EdgeProp-Knight Frank Homebuyers’ Sentiment Survey

 

How will new launches fare in 2019?

For 2019, Knight Frank’s Lee said the survey results revealed a strong underlying housing demand in the market. “However, buyers [nowadays] are more discerning and likely to adopt a wait-and-see approach. That said, buyers are likely to enter the market if prices stay at their existing level,” he added.

According to Lee, new launches in 2019 will see sales of between 15% and 20% of total units per project. Already, this was observed for RV Altitude and Fyve Derbyshire, which were both launched in January. The survey suggested that buyers may wait on the sidelines as they expect prices to decline further, he said.
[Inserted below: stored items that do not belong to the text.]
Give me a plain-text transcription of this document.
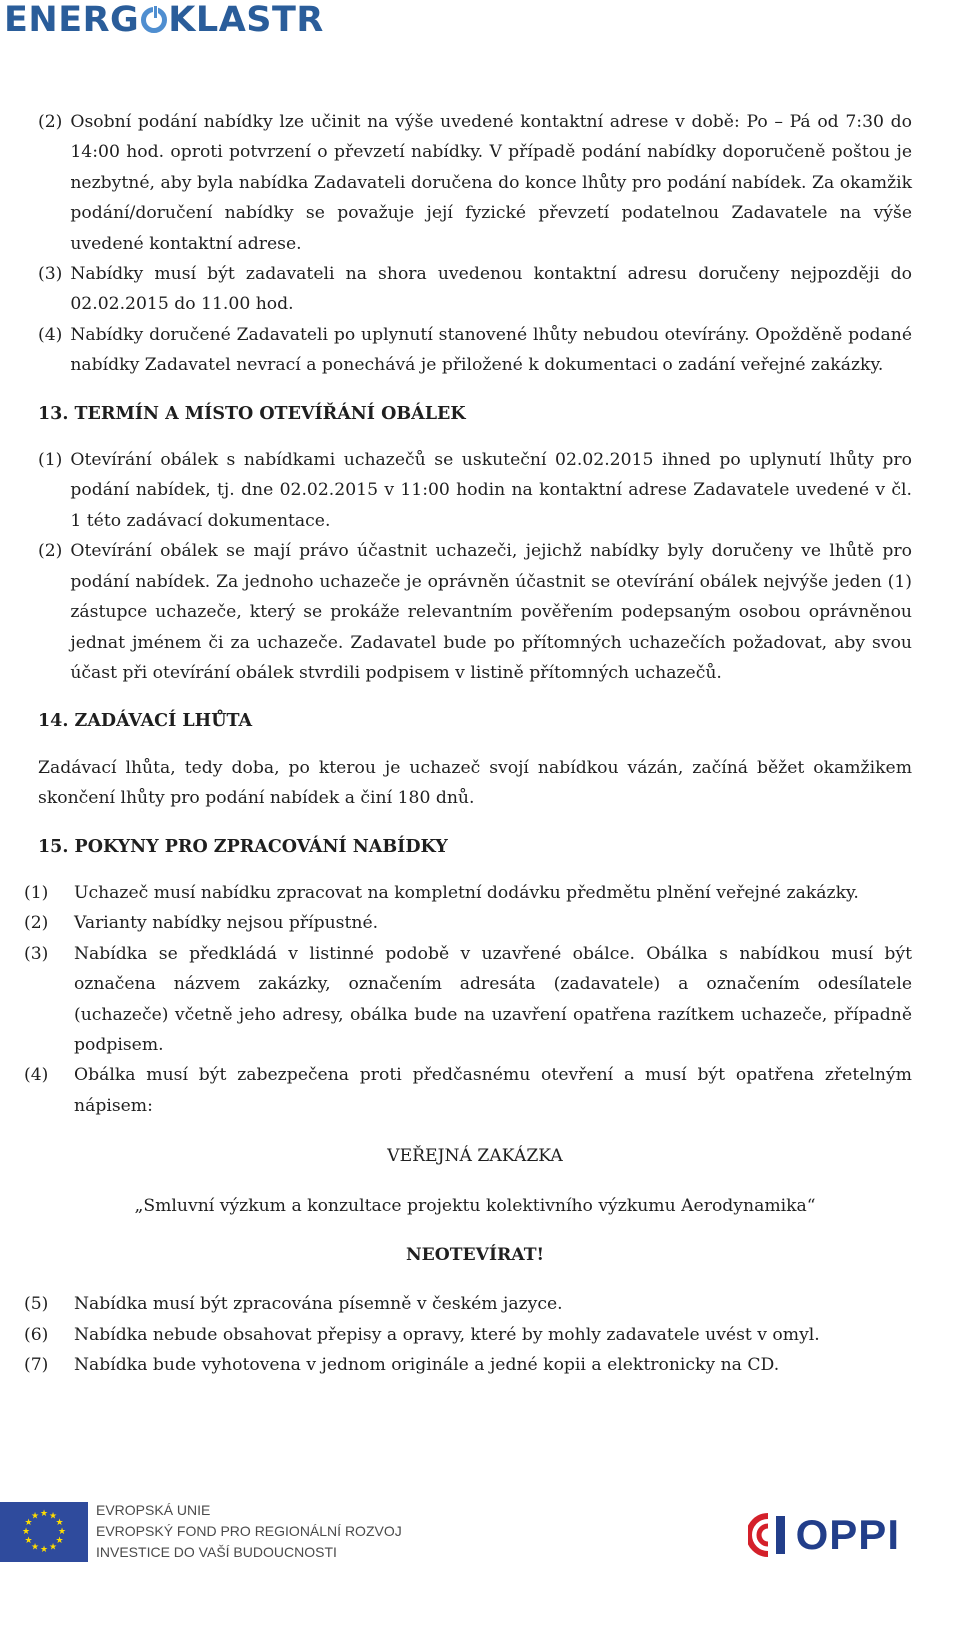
ENERG KLASTR
(2) Osobní podání nabídky lze učinit na výše uvedené kontaktní adrese v době: Po – Pá od 7:30 do 14:00 hod. oproti potvrzení o převzetí nabídky. V případě podání nabídky doporučeně poštou je nezbytné, aby byla nabídka Zadavateli doručena do konce lhůty pro podání nabídek. Za okamžik podání/doručení nabídky se považuje její fyzické převzetí podatelnou Zadavatele na výše uvedené kontaktní adrese.
(3) Nabídky musí být zadavateli na shora uvedenou kontaktní adresu doručeny nejpozději do 02.02.2015 do 11.00 hod.
(4) Nabídky doručené Zadavateli po uplynutí stanovené lhůty nebudou otevírány. Opožděně podané nabídky Zadavatel nevrací a ponechává je přiložené k dokumentaci o zadání veřejné zakázky.

13. TERMÍN A MÍSTO OTEVÍŘÁNÍ OBÁLEK

(1) Otevírání obálek s nabídkami uchazečů se uskuteční 02.02.2015 ihned po uplynutí lhůty pro podání nabídek, tj. dne 02.02.2015 v 11:00 hodin na kontaktní adrese Zadavatele uvedené v čl. 1 této zadávací dokumentace.
(2) Otevírání obálek se mají právo účastnit uchazeči, jejichž nabídky byly doručeny ve lhůtě pro podání nabídek. Za jednoho uchazeče je oprávněn účastnit se otevírání obálek nejvýše jeden (1) zástupce uchazeče, který se prokáže relevantním pověřením podepsaným osobou oprávněnou jednat jménem či za uchazeče. Zadavatel bude po přítomných uchazečích požadovat, aby svou účast při otevírání obálek stvrdili podpisem v listině přítomných uchazečů.

14. ZADÁVACÍ LHŮTA

Zadávací lhůta, tedy doba, po kterou je uchazeč svojí nabídkou vázán, začíná běžet okamžikem skončení lhůty pro podání nabídek a činí 180 dnů.

15. POKYNY PRO ZPRACOVÁNÍ NABÍDKY

(1)	Uchazeč musí nabídku zpracovat na kompletní dodávku předmětu plnění veřejné zakázky.
(2)	Varianty nabídky nejsou přípustné.
(3)	Nabídka se předkládá v listinné podobě v uzavřené obálce. Obálka s nabídkou musí být označena názvem zakázky, označením adresáta (zadavatele) a označením odesílatele (uchazeče) včetně jeho adresy, obálka bude na uzavření opatřena razítkem uchazeče, případně podpisem.
(4)	Obálka musí být zabezpečena proti předčasnému otevření a musí být opatřena zřetelným nápisem:

VEŘEJNÁ ZAKÁZKA

„Smluvní výzkum a konzultace projektu kolektivního výzkumu Aerodynamika“

NEOTEVÍRAT!

(5)	Nabídka musí být zpracována písemně v českém jazyce.
(6)	Nabídka nebude obsahovat přepisy a opravy, které by mohly zadavatele uvést v omyl.
(7)	Nabídka bude vyhotovena v jednom originále a jedné kopii a elektronicky na CD.
★ ★
★
★
★
★
★
★
★
★
★
★	EVROPSKÁ UNIE
EVROPSKÝ FOND PRO REGIONÁLNÍ ROZVOJ
INVESTICE DO VAŠÍ BUDOUCNOSTI	OPPI
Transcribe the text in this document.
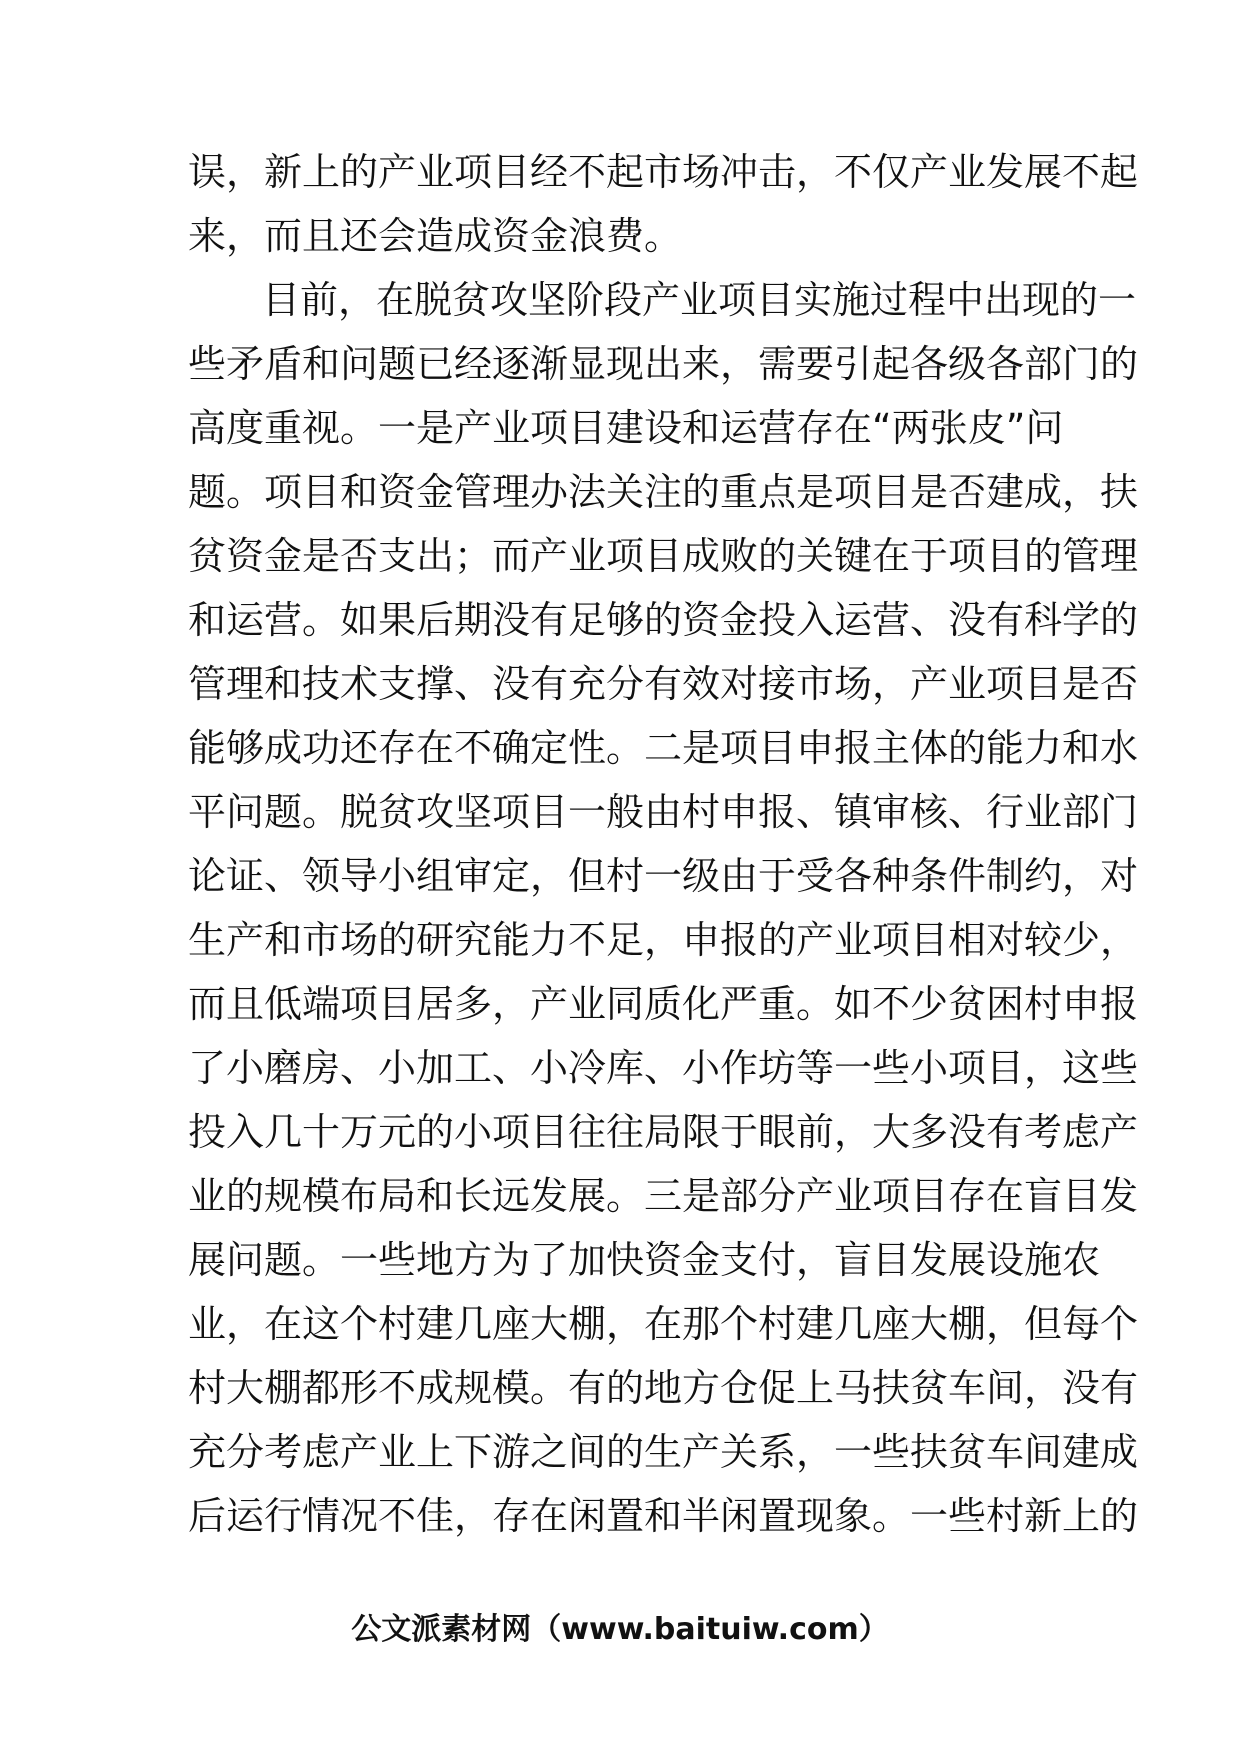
误，新上的产业项目经不起市场冲击，不仅产业发展不起
来，而且还会造成资金浪费。
目前，在脱贫攻坚阶段产业项目实施过程中出现的一
些矛盾和问题已经逐渐显现出来，需要引起各级各部门的
高度重视。一是产业项目建设和运营存在“两张皮”问
题。项目和资金管理办法关注的重点是项目是否建成，扶
贫资金是否支出；而产业项目成败的关键在于项目的管理
和运营。如果后期没有足够的资金投入运营、没有科学的
管理和技术支撑、没有充分有效对接市场，产业项目是否
能够成功还存在不确定性。二是项目申报主体的能力和水
平问题。脱贫攻坚项目一般由村申报、镇审核、行业部门
论证、领导小组审定，但村一级由于受各种条件制约，对
生产和市场的研究能力不足，申报的产业项目相对较少，
而且低端项目居多，产业同质化严重。如不少贫困村申报
了小磨房、小加工、小冷库、小作坊等一些小项目，这些
投入几十万元的小项目往往局限于眼前，大多没有考虑产
业的规模布局和长远发展。三是部分产业项目存在盲目发
展问题。一些地方为了加快资金支付，盲目发展设施农
业，在这个村建几座大棚，在那个村建几座大棚，但每个
村大棚都形不成规模。有的地方仓促上马扶贫车间，没有
充分考虑产业上下游之间的生产关系，一些扶贫车间建成
后运行情况不佳，存在闲置和半闲置现象。一些村新上的
公文派素材网（www.baituiw.com）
The 140-unit RV Altitude and 71-unit Fyve Derbyshire sold 14% and 18% of their total units during their launch weekends, with prices ranging from $2,729 psf to $3,100 psf and $2,200 psf to $2,700 psf respectively.

Before the cooling measures on July 6, 2018, some developers were able to achieve sales of up to 60% within the first weekend of launch. After the cooling measures, from July to December 2018, the average sales rate achieved was 28% for the same period.

The decline in sales probably reflects the heightened caution among buyers under current market conditions. However, buyers may return if prices continue to stay at current levels as they may have gotten used to paying the stamp duties.